Es bedurfte aber bekanntlich erst des Regierungswechsels in Deutschland, um sich dieser Aufgabe wirklich anzunehmen.

Dabei geht es überhaupt nicht um Parteipolitik. Vielleicht war es einfach nötig, den Generationswechsel und den Ortswechsel in der deutschen Politik zu vollziehen, um den neuen Realitäten endlich ins Auge zu sehen.

Es war dem Verteidigungsminister Rudolf Scharping ein gewichtiges Anliegen, Altbundespräsident Dr. Richard von Weizsäcker für den Vorsitz dieser Kommission zu gewinnen, die uns Vorschläge für die Bewältigung der neuen, komplexen Aufgaben der Sicherheitspolitik machen wird.

Einer Sicherheitspolitik für die nunmehr vollständig souveräne und handlungsfähige, aber damit auch handlungspflichtige, Bundesrepublik Deutschland.

Auch die Bundeswehr musste sich diesem Wandel bereits stellen.
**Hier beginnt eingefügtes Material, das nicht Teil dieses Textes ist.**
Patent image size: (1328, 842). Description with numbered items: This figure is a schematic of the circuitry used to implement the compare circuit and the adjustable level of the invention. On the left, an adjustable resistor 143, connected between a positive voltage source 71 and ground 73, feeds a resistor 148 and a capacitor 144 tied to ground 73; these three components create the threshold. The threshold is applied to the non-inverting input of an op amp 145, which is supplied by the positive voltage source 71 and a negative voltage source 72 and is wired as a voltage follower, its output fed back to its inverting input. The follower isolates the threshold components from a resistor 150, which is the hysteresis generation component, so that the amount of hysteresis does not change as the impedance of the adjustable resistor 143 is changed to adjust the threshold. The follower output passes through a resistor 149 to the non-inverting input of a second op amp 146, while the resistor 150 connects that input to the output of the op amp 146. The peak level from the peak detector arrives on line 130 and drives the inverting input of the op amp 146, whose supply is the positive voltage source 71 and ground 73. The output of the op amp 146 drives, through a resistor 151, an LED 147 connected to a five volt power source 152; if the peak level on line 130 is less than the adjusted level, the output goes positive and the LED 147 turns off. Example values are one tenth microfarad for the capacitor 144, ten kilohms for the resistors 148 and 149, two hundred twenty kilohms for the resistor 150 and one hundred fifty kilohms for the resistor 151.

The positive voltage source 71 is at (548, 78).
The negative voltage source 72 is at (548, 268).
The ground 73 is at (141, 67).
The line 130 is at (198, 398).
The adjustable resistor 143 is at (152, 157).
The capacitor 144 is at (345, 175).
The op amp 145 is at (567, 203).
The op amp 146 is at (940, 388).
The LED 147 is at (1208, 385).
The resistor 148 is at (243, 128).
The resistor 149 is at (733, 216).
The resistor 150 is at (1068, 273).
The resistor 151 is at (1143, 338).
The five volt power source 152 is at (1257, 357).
Ich erinnere an die Beteiligung unserer Soldaten an den Einsätzen in Kambodscha, Somalia, Bosnien und im Kosovo.

Die Bundeswehr hat diese für sie neuen Aufgaben mit viel Engagement bewältigt und die Anerkennung bei der Bevölkerung und unseren Alliierten redlich verdient. Die fällige Neuorientierung der Streitkräfte ist keine leichte Aufgabe. Deshalb müssen die Entscheidungen von vorn herein auf ein möglichst breites politisches und gesellschaftliches Fundament gestellt werden.

Ein wesentlicher Teil dieses Fundaments ist eine sicherheitspolitische Analyse, die nicht von Denk-Vorgaben eingeengt wird, die nicht tagespolitischem Kalkül Rechnung tragen muss, aber sehr wohl unsere internationale Handlungsfähigkeit, unsere Verlässlichkeit und die Einlösung der Verpflichtungen, die wir im Rahmen von NATO und Europäischer Union eingegangen sind, in Betracht zu ziehen hat.

Und, meine Damen und Herren, nicht zuletzt geht es um die Zukunft hunderttausender Menschen in der Bundeswehr und ihrer Familien.

Der Bitte der Bundesregierung, sich dieser überaus anspruchsvollen Aufgabe zu stellen, haben Sie, Herr von Weizsäcker, und die weiteren von Bundesverteidigungsminister Scharping berufenen Mitglieder der Kommission entsprochen. Dafür gebührt Ihnen unser besonderer Dank.

Dass dann auch noch der ursprüngliche Zeitansatz um knapp vier Monate gekürzt werden konnte, ist ausschließlich Ihrem Engagement zu verdanken.

Das erlaubt uns, nun endlich Planungssicherheit zu schaffen.

Meine Damen und Herren,

neue Ideen finden oft nur langsam Akzeptanz. Sie sind den einen zu futuristisch und den anderen zu wenig revolutionär.

Sie, die Mitglieder der Kommission, waren sich dieser Gefahr sehr wohl bewusst und haben die Aufgabe dennoch beherzt angenommen und Ihren Sachverstand, Ihre Urteilsfähigkeit und Ihre Kreativität für die Lösung der Probleme eingesetzt.

Sie haben, das kann man heute gewiss schon sagen, mit Ihrem Bericht für die deutsche Sicherheitspolitik einen historisch zu nennenden Meilenstein gesetzt.

Ihre Empfehlungen werden eine wesentliche Grundlage für die Entscheidungen der Bundesregierung und damit für die Gestaltung des zukünftigen Profils der deutschen Streitkräfte im Bündnis, in Europa und im Konzert der Vereinten Nationen sein.

Ich danke Ihnen, Herr von Weizsäcker, und den Mitgliedern der Kommission für Ihre Arbeit und wünsche Ihnen für die Zukunft alles Gute.